Nvidia founder, President and CEO Jen-Hsun Huang
Nvidia shares climbed 6% in extended trading on Wednesday after the chipmaker beat estimates for its fiscal second quarter and issued optimistic guidance for the current period.
Here’s how the company did in the quarter ending July 30:
- Earnings: $2.70 per share, adjusted, versus $2.09 per share expected by Refinitiv.
- Revenue: $13.51 billion versus $11.22 billion expected by Refinitiv.
Nvidia said it expects fiscal third-quarter revenue of about $16 billion, higher than $12.61 billion forecast by Refinitiv. Nvidia’s guidance suggests sales in the current quarter will grow 170% from the year-earlier period.
Net income jumped to $6.19 billion, or $2.48 a share, from $656 million, or 26 cents, a year earlier.
Nvidia’s strong sales and forecast underscore how central the company’s graphics processing units (GPUs) have become to the generative AI boom. Nvidia’s A100 and H100 AI chips are needed to build and run AI applications like OpenAI’s ChatGPT and other services that take simple text queries and respond with conversational answers or images.
Revenue in the second quarter doubled from $6.7 billion a year earlier and increased 88% from the prior period.
“The world has something along the lines of about a trillion dollars worth of data centers installed, in the cloud, enterprise and otherwise,” Nvidia CEO Jensen Huang said on a call with analysts. “That trillion dollars of data centers is in the process of transitioning into accelerated computing and generative AI.”
On the earnings call, finance chief Colette Kress said the company would not be immediately affected by proposed Biden administration export restrictions on chips.

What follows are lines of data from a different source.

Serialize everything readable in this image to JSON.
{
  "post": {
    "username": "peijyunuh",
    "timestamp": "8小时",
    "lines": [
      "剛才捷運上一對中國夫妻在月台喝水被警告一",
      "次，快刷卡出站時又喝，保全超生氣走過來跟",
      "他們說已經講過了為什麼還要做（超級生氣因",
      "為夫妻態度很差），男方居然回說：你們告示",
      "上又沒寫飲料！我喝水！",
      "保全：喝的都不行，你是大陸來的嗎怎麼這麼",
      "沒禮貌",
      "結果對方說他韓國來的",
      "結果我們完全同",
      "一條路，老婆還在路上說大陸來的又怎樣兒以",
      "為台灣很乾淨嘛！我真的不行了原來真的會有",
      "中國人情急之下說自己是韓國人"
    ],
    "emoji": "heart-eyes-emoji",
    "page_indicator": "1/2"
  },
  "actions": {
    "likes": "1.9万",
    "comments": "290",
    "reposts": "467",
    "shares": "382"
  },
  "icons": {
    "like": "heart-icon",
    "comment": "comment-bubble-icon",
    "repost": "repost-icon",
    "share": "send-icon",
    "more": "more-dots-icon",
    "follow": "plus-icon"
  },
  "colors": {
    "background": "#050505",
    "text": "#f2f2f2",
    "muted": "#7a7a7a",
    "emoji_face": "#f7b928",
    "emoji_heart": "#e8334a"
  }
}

“Given the strength of demand for our products worldwide, we do not anticipate that additional export restrictions on our data center GPUs, if adopted, would have an immediate material impact to our financial results,” Kress said.
Even before Wednesday’s report, Nvidia’s stock price had more than tripled for the year, making it the top performer in the S&P 500. It jumped to around $500 after hours, a level that would mark a record if it closes there on Thursday. Its prior closing high was $474.94 on July 18.
Nvidia’s performance was driven by its data center business, which includes AI chips, as cloud service providers and large consumer internet companies like Alphabet, Amazon and Meta snapped up next-generation processors. The company reported $10.32 billion in revenue for the group, up 171% year over year and above the $8.03 billion estimate, according to StreetAccount.
Nvidia added that it saw its adjusted gross margin increase 25.3 percentage points to 71.2%, because of growth in profit-rich data center sales.
The gaming division, which used to be Nvidia’s core business, saw revenue increase 22% from a year earlier to $2.49 billion, topping the $2.38 billion average estimate.
Nvidia also makes chips for high-end graphics applications. That business shrank 24% year over year to $379 million. The company reported $253 million in automotive revenue, up 15% from a year earlier.
Nvidia said its board of directors authorized $25 billion in share buybacks after the company purchased $3.28 billion in shares during the quarter.